One of the best investments we can make is in our own knowledge and skill set. With that in mind, this article will work through how we can use Return On Equity (ROE) to better understand a business. To keep the lesson grounded in practicality, we'll use ROE to better understand Skyfame Realty (Holdings) Limited (HKG:59).
Over the last twelve months Skyfame Realty (Holdings) has recorded a ROE of 20%. That means that for every HK$1 worth of shareholders' equity, it generated HK$0.20 in profit.
See our latest analysis for Skyfame Realty (Holdings)
How Do You Calculate ROE?
The formula for return on equity is:
Return on Equity = Net Profit (from continuing operations) ÷ Shareholders' Equity
Or for Skyfame Realty (Holdings):
20% = CN¥686m ÷ CN¥3.5b (Based on the trailing twelve months to June 2019.)
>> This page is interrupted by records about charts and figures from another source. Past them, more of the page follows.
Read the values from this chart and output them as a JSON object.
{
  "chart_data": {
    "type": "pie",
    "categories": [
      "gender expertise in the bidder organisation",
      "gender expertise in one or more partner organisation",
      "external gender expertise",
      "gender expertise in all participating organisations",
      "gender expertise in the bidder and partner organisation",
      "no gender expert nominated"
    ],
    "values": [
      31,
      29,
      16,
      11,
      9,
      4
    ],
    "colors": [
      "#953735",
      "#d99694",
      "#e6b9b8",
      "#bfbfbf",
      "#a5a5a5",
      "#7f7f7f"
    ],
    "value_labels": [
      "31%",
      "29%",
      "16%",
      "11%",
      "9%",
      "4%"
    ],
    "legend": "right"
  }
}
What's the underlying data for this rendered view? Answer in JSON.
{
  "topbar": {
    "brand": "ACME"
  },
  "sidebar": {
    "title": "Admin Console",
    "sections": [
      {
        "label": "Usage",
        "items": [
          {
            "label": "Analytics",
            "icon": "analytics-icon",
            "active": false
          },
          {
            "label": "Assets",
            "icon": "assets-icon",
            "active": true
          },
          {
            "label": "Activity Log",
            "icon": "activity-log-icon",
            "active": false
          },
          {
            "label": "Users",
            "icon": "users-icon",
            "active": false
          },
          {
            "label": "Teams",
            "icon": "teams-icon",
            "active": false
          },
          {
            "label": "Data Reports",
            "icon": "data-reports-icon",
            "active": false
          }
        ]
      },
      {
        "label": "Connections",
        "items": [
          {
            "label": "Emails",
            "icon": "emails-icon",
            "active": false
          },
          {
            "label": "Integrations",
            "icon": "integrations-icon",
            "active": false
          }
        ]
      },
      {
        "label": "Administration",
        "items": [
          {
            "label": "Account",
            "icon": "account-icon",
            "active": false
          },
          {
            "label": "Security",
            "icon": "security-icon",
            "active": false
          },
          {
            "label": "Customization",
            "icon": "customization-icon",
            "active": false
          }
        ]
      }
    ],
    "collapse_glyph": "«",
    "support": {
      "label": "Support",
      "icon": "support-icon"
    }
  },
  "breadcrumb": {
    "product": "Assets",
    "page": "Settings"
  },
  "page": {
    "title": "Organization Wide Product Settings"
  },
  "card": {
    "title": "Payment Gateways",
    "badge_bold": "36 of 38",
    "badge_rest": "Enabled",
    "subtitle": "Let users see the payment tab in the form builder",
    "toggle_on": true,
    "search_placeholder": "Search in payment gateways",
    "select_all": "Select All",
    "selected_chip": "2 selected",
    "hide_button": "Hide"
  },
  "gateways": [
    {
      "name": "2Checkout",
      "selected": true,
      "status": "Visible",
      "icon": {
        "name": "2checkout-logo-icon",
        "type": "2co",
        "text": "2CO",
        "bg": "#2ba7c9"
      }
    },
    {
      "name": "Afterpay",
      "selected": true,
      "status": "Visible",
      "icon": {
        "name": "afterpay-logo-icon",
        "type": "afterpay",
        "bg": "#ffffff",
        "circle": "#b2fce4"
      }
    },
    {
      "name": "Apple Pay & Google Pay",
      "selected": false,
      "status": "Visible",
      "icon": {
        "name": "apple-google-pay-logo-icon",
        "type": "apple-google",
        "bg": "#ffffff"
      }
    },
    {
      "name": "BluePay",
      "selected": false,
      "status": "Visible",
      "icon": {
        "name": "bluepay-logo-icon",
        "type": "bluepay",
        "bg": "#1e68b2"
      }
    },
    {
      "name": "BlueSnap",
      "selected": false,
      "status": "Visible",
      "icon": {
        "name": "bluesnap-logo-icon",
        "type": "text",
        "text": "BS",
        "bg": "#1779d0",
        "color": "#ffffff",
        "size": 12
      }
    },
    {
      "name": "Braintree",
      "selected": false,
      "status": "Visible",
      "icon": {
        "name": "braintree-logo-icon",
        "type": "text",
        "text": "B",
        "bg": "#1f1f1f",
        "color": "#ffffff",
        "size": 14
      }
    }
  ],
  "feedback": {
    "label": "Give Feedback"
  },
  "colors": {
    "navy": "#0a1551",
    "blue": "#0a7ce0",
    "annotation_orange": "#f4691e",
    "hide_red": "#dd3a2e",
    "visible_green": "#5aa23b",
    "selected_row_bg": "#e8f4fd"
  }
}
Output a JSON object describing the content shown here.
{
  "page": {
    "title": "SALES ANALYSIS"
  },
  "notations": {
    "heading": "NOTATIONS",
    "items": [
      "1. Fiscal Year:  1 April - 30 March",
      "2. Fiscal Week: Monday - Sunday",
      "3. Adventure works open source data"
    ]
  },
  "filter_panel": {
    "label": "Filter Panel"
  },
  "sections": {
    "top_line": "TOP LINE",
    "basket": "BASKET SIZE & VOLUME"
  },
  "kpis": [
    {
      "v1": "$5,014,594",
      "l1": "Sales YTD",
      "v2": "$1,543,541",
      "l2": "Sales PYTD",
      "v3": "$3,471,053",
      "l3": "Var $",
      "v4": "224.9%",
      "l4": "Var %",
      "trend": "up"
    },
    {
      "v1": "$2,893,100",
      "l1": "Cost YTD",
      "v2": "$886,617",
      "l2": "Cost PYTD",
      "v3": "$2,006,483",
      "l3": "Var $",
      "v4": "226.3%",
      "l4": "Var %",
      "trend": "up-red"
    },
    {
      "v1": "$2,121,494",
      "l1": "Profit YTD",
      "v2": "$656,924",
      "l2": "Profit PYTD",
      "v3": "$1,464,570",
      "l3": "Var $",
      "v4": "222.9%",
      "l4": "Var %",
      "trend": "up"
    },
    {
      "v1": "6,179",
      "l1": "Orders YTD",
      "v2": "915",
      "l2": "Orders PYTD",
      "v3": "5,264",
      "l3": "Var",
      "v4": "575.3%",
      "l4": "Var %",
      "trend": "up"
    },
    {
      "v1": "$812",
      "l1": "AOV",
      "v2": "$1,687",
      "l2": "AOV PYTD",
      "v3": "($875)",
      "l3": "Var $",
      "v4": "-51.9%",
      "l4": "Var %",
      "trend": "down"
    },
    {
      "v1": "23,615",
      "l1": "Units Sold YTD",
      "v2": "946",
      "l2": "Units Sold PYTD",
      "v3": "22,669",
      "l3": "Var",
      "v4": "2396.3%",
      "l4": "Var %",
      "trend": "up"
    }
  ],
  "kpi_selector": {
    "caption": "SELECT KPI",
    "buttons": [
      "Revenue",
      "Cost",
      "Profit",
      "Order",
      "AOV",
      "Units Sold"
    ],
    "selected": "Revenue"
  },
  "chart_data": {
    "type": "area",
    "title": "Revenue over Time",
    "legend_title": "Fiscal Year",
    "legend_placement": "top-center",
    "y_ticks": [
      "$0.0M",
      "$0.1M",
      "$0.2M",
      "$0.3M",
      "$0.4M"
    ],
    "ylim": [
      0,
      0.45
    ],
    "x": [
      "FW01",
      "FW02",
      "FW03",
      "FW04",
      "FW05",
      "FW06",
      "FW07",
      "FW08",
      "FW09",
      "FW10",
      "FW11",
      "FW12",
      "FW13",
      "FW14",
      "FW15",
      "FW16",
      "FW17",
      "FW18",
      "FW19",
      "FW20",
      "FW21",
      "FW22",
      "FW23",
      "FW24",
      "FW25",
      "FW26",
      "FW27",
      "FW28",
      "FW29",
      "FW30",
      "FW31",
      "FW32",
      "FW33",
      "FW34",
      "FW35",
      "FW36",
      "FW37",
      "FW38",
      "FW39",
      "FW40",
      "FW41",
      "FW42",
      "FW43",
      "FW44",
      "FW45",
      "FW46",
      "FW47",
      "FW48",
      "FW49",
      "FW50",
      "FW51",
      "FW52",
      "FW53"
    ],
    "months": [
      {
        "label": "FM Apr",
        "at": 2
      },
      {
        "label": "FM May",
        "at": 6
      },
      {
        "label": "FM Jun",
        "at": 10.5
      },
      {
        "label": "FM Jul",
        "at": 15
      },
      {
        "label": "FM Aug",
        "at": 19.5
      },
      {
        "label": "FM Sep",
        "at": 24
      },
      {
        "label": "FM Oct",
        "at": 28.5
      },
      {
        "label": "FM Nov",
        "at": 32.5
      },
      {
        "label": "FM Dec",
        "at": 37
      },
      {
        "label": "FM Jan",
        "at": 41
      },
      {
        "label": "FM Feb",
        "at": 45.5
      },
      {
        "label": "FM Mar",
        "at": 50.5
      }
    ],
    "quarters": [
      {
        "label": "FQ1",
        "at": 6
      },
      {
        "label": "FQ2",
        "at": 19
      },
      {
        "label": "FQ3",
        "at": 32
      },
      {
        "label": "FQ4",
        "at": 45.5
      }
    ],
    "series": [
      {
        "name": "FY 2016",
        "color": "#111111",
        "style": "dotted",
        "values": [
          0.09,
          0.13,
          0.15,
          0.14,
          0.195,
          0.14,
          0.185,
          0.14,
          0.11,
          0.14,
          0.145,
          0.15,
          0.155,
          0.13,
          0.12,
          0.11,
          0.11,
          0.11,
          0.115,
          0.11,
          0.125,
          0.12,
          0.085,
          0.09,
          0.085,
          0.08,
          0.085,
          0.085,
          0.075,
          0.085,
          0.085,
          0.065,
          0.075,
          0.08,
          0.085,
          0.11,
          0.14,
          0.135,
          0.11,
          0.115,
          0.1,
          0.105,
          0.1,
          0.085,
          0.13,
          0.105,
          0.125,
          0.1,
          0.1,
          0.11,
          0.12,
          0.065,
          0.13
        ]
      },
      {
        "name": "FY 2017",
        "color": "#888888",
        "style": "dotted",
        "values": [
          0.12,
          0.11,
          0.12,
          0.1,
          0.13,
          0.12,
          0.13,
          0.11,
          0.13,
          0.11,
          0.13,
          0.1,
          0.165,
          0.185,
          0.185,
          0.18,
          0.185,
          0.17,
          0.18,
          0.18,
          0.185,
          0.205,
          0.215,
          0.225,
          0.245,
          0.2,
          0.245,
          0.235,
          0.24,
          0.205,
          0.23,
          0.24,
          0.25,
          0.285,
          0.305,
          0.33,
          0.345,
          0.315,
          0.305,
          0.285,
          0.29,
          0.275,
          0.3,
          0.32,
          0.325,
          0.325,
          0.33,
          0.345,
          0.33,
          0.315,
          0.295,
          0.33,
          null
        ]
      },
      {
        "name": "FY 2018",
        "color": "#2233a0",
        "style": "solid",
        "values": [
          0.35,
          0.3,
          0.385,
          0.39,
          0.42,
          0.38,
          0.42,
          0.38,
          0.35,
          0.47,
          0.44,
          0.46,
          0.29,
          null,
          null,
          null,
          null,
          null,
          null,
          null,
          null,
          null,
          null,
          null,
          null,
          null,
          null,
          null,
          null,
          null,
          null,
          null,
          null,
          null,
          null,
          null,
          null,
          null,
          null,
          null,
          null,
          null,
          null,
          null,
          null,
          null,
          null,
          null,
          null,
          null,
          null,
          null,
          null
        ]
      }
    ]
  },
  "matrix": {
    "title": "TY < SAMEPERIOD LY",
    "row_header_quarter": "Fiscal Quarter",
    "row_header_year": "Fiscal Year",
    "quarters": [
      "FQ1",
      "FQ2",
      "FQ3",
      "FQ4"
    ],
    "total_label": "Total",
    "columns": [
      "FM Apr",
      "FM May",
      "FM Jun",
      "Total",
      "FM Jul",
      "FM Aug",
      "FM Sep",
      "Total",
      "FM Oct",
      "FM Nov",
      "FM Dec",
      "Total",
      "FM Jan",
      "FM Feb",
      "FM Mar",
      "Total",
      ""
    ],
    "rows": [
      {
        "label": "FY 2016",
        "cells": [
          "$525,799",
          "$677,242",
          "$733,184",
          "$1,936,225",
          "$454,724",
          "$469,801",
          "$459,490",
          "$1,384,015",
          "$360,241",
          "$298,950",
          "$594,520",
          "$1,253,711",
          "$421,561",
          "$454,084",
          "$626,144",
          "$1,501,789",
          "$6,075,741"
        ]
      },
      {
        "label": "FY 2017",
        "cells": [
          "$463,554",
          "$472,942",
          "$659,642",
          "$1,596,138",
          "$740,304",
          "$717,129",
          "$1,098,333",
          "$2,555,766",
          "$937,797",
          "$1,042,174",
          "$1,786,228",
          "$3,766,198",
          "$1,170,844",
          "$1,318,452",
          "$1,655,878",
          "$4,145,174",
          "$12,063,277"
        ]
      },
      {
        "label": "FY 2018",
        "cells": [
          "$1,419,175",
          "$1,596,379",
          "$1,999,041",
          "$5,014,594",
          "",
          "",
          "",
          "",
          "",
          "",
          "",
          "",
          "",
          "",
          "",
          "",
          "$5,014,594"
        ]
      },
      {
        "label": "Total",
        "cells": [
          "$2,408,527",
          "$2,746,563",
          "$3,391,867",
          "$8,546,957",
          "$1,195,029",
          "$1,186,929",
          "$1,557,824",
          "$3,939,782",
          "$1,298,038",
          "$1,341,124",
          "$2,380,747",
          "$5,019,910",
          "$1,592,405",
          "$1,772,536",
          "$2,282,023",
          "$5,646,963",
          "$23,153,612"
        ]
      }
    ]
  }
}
It's easy to understand the 'net profit' part of that equation, but 'shareholders' equity' requires further explanation. It is the capital paid in by shareholders, plus any retained earnings. You can calculate shareholders' equity by subtracting the company's total liabilities from its total assets.
What Does ROE Signify?
Return on Equity measures a company's profitability against the profit it has kept for the business (plus any capital injections). The 'return' is the yearly profit. That means that the higher the ROE, the more profitable the company is. So, all else equal, investors should like a high ROE. Clearly, then, one can use ROE to compare different companies.
Does Skyfame Realty (Holdings) Have A Good Return On Equity?
By comparing a company's ROE with its industry average, we can get a quick measure of how good it is. However, this method is only useful as a rough check, because companies do differ quite a bit within the same industry classification. As is clear from the image below, Skyfame Realty (Holdings) has a better ROE than the average (8.5%) in the Real Estate industry.
That's what I like to see. I usually take a closer look when a company has a better ROE than industry peers. For example, I often check if insiders have been buying shares.
How Does Debt Impact ROE?
Most companies need money -- from somewhere -- to grow their profits. The cash for investment can come from prior year profits (retained earnings), issuing new shares, or borrowing. In the first two cases, the ROE will capture this use of capital to grow. In the latter case, the debt required for growth will boost returns, but will not impact the shareholders' equity. That will make the ROE look better than if no debt was used.